In this paper, the analysis of the attempts to deal with the problem of human smuggling will be discussed. Smuggling Operation: The Organisation Accordingly, smuggling is considered as one of the oldest profession in the world. When a country established boundaries and sought to legalize traffic across that certain nation, they established markets for the human smuggling as well as products (Arnowitz, 2001). The smuggling and trafficking of human beings involves illegal immigration and transnational criminal channels of different degrees of organization.
In this illegal activity, many smuggled humans willingly participate by others are coerced or duped while most of them are being exploited (sexually), violated and abused making human smuggling in its most destructive (Salt, 2000). Human smuggling is also considered to hamper the protection of many migrant labor force and their families. Human smuggling is connected with many other social dilemmas which include involuntary servitude; transnational organized crime; corruption; buying and selling human beings; sweatshops; fraudulent documents; and other crimes.
Most of the authorities are having difficulties in detecting and prosecuting human smuggling operations and the organisations behind such illegal activities. Because of the capability of global communications, it allows human smugglers to quickly change routes, nations of transit and of destination as well as change their schedules. In addition, the smugglers are now producing high quality counterfeit documents to support their illegal operations (Kyle and Koslowsky, 2001). Various authors have mentioned that smuggling of human beings take various forms of operations.
Studies recommend emerging patterns of increasing professionalization. Such pattern may differ by the destination and the type of smuggling. For instance, trafficking in the United States from Mexico represents the different patterns of smuggling. In the informal level, smuggles humans are helped by their friends and their families to traverse the boundaries. On one hand, in the slightly more organized form, local agents are being used to associate migrants to more formal human smuggling activities (Schloenhardt 2000).
Herein, the local contacts, which are mostly well known to the migrants, have the access on contacting people at the border to help the smuggled humans gain entry into the other boundaries. At the border, there are various types of services that are being offered, these include the transportation to interior destinations, assistance in crossing without inspection, safe houses and links to specific employers.

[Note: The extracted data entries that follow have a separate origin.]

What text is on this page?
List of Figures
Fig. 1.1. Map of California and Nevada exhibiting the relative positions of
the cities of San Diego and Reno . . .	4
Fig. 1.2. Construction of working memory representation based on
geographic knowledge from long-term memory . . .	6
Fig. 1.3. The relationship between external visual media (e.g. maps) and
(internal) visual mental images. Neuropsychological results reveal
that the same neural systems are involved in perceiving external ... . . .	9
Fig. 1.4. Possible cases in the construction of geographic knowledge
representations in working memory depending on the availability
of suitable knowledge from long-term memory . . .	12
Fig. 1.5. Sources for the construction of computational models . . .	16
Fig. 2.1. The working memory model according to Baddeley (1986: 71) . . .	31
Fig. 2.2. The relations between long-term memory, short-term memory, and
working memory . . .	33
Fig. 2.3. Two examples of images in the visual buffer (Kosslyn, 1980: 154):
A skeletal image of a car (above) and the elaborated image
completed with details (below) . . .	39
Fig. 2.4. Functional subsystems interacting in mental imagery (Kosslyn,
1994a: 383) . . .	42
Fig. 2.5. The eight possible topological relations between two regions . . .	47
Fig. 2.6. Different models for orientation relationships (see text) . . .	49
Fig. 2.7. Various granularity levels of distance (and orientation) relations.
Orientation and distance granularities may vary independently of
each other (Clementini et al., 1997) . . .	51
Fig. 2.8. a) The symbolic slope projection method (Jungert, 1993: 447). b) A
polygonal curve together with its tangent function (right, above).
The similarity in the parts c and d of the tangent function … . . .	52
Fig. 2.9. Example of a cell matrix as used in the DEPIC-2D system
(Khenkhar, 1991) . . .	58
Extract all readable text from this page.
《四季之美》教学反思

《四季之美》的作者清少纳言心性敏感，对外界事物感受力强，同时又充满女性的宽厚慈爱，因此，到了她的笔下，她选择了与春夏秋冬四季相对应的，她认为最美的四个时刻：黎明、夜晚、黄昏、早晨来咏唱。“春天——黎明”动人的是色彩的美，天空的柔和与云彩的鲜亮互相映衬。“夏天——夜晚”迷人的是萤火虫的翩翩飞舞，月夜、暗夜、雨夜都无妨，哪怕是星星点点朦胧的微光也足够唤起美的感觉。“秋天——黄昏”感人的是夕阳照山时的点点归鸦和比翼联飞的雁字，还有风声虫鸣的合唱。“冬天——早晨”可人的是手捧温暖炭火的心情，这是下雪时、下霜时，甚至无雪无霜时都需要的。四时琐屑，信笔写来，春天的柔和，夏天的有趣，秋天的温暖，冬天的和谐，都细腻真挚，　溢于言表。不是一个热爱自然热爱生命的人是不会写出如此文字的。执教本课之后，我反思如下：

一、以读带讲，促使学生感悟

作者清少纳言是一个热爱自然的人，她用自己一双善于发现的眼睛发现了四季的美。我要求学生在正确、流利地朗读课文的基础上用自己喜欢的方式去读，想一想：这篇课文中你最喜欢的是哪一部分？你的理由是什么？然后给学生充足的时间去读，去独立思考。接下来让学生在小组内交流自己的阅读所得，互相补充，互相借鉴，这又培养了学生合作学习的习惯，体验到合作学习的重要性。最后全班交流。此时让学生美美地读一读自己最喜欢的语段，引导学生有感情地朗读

At the routes of entry, smugglers rent documents. In most case, the illegal documents is retrieved and used again.
For a higher payment, the migrants tend to keep the documents for verification of their eligibility of lawful employment. The utilization of the forms and types of human smuggling operations (Smith, 1997) and activities differ by gender as well as financial resources. More often, human smugglers act like there are legitimate business people, which guarantee their services and agreeing to receive final payment when the migrant reaches the final location. Other trafficking/smuggling activities are far less benign. Human smugglers pack large amounts of migrants into small, unventilated spaces to cross boundaries or reach ports.
Fearing trepidation by border legal officers (Schloenhardt 2000), smugglers tends to left migrants without protection from the heat of the sun and water. As the fee for smuggling increase and migrants are having difficulties to pat all costs, the smugglers sell the smuggled humans to businesses who cover the payment in exchange for indentured labour. In one of its most destructive and struggling types, human trafficking can amount to virtual slavery, specifically for children and women who are forced into sexually exploitive jobs (Smith, 1997).
Protocols against Migrant Smuggling The problems of human smuggling and trafficking have been one of the most intense social dilemmas in the world. In this regard, authorities from national, international and global world have been trying to regulate policies and protocols against human smuggling. The protocols include the illegal migration taking place through air, land and sea. The main goal of this protocol is to prevent and eliminate illegal migration and to punish those people involved in the illegal operations (Brolan, 2002).